= Harry Roseman =

American sculptor

Harry Roseman (born 1945 in Brooklyn, New York) is a sculptor, photographer, draftsman, practitioner of web based works, and professor of art at Vassar College where he currently chairs the Department of Art.

In addition to having had many solo exhibitions, Roseman has produced a number of major commissioned public sculptures.

In 1990, the artist was commissioned to produce a sculpture for the Metropolitan Transportation Authority’s Arts for Transit program.

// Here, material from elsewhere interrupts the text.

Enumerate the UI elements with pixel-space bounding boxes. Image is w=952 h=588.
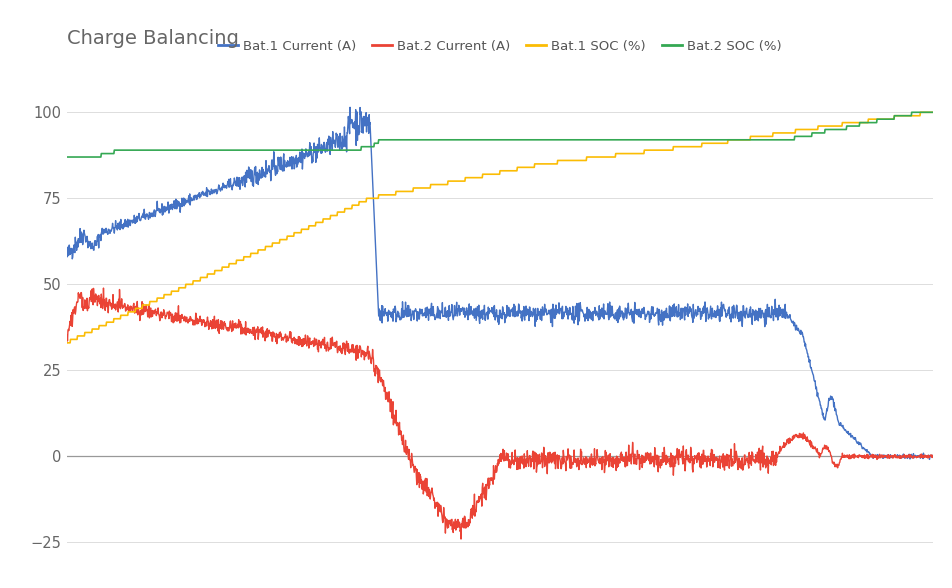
Legend: Bat.1 Current (A), Bat.2 Current (A), Bat.1 SOC (%), Bat.2 SOC (%): Bat.1 Current (A), Bat.2 Current (A), Ba… — [212, 35, 787, 58]
Text: Charge Balancing: Charge Balancing — [67, 29, 239, 48]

Under the auspices of this public/private cooperative, Harry Roseman produced a 71 ft bronze sculptural relief titled “Subway Wall”. The piece is a depiction of a landscape integrated within the architecture of the corridor and references aspects of its ascending and descending structure, located directly under the J.P. Morgan Chase headquarters at 60 Wall Street in New York City.

After four years in development, another sculpture titled “Curtain Wall” was installed in 2001 at the International Air Terminal at John F. Kennedy International Airport in NYC. The 600 ft sculpture depicts cloth and curtains, suggesting wind movement, clouds, and the sky.

One prominent area of Harry Roseman’s career involves photographic images later adapted as web-based projects including “Self-Portraits”, “Visitors: a Journal”, and “Groups: a Web Project”.

“Visitors: a Journal” is a visual and verbal record starting in 1971 of those who have visited where Roseman lives including friends, relatives, workers (plumbers, etc.), door-to-door solicitors (Jehovah’s witness, etc.). “Groups: Friends and Acquaintances” began in 1956 but did not develop into an organized project until 1985. For many years the work lacked form. When transposed to the Internet, the new form intersected with the work itself, engendering “Groups: Individual Pages”. The art work serves as a cultural and social document. Its patterns have been tracking the intersecting lives of some participants for as long as thirty-eight years. These web-based works consist of thousands of photographs and are contained on the artist’s website.

Roseman is married to the painter Catherine Murphy.